Klage von Webcam-Stripperin abgewiesen: Frau Hot darf zuhause nicht stöhnen
Gegen Geld entkleidet sich Natalie Hot vor der Web- Kamera in ihrer Wohnung. Das Verwaltungsgericht München hat entschieden, dass das nicht mehr geht.

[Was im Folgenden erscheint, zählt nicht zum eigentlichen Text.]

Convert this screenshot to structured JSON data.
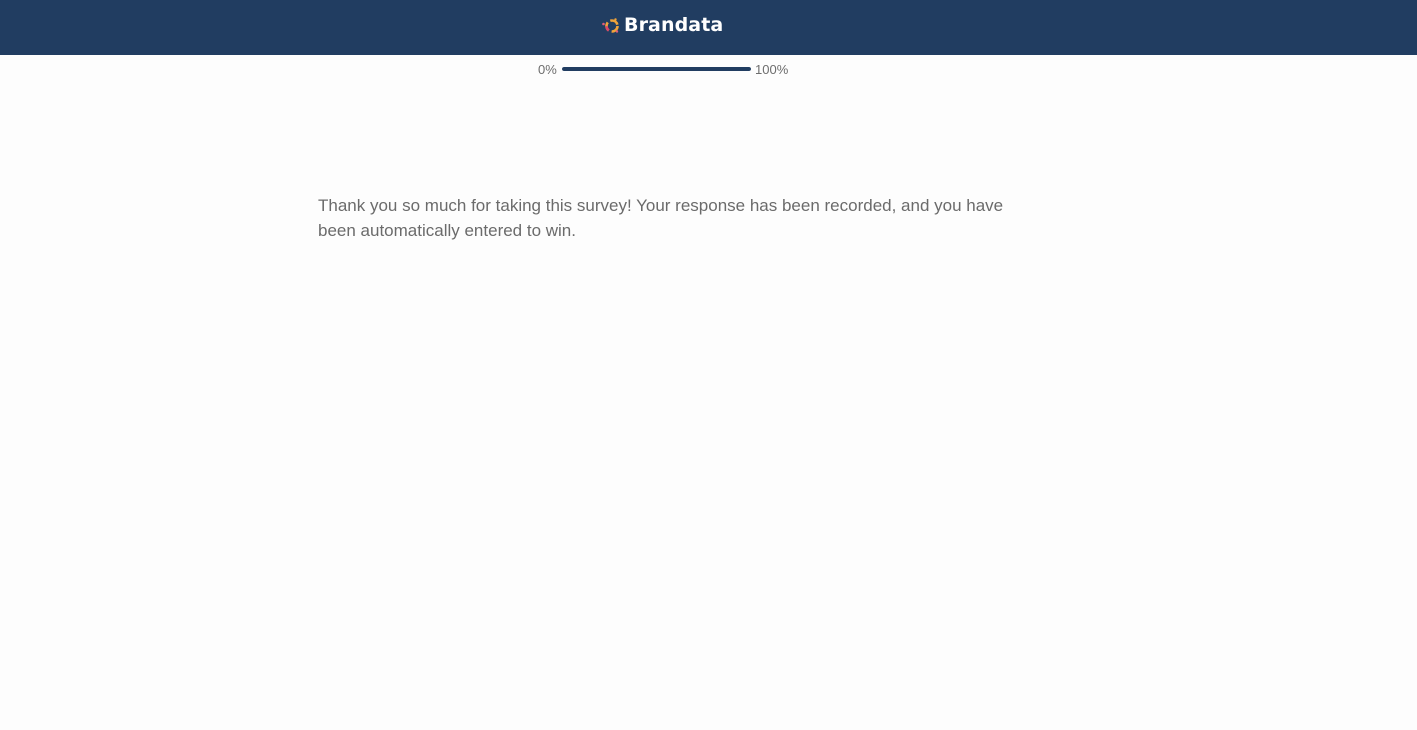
{
  "header": {
    "logo_text": "Brandata",
    "logo_icon": "brandata-logo-icon",
    "background_color": "#213d61"
  },
  "progress": {
    "start_label": "0%",
    "end_label": "100%",
    "value_percent": 100,
    "fill_color": "#213d61"
  },
  "message": {
    "text": "Thank you so much for taking this survey!  Your response has been recorded, and you have been automatically entered to win."
  }
}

dpa | Die Webcam-Pornodarstellerin Natalie Hot darf sich nicht mehr gegen Bezahlung in ihrem Wohnhaus vor der Internet-Kamera ausziehen. Nach der mündlichen Verhandlung vom Vortag teilte das Verwaltungsgericht München am Donnerstag mit, dass die 24-Jährige ihre Arbeit in dem oberbayerischen 6.000-Einwohner-Dorf Ampfing aufgeben muss, weil „die Tätigkeit in nicht unerheblichem zeitlichen Umfang stattfindet und dem am Wohnort angemeldeten Gewerbe der Klägerin, also der dauerhaften und regelmäßigen Erwerbstätigkeit, dient“. Dies aber kollidiere mit dem Baurecht, das für das Gebiet nur eine Wohnnutzung vorsieht (Az: M 1 K 16.1301).
Die Beteuerungen Hots sowie ihres Ehemanns und Managers, aus vergangenem Fehlverhalten lernen zu wollen, überzeugten die Kammer nicht. Auch mit einem diskreteren Auftreten gebe es eine „gewisse Außenwirkung“, was nicht mehr in den Rahmen einer zulässigen Wohnnutzung falle.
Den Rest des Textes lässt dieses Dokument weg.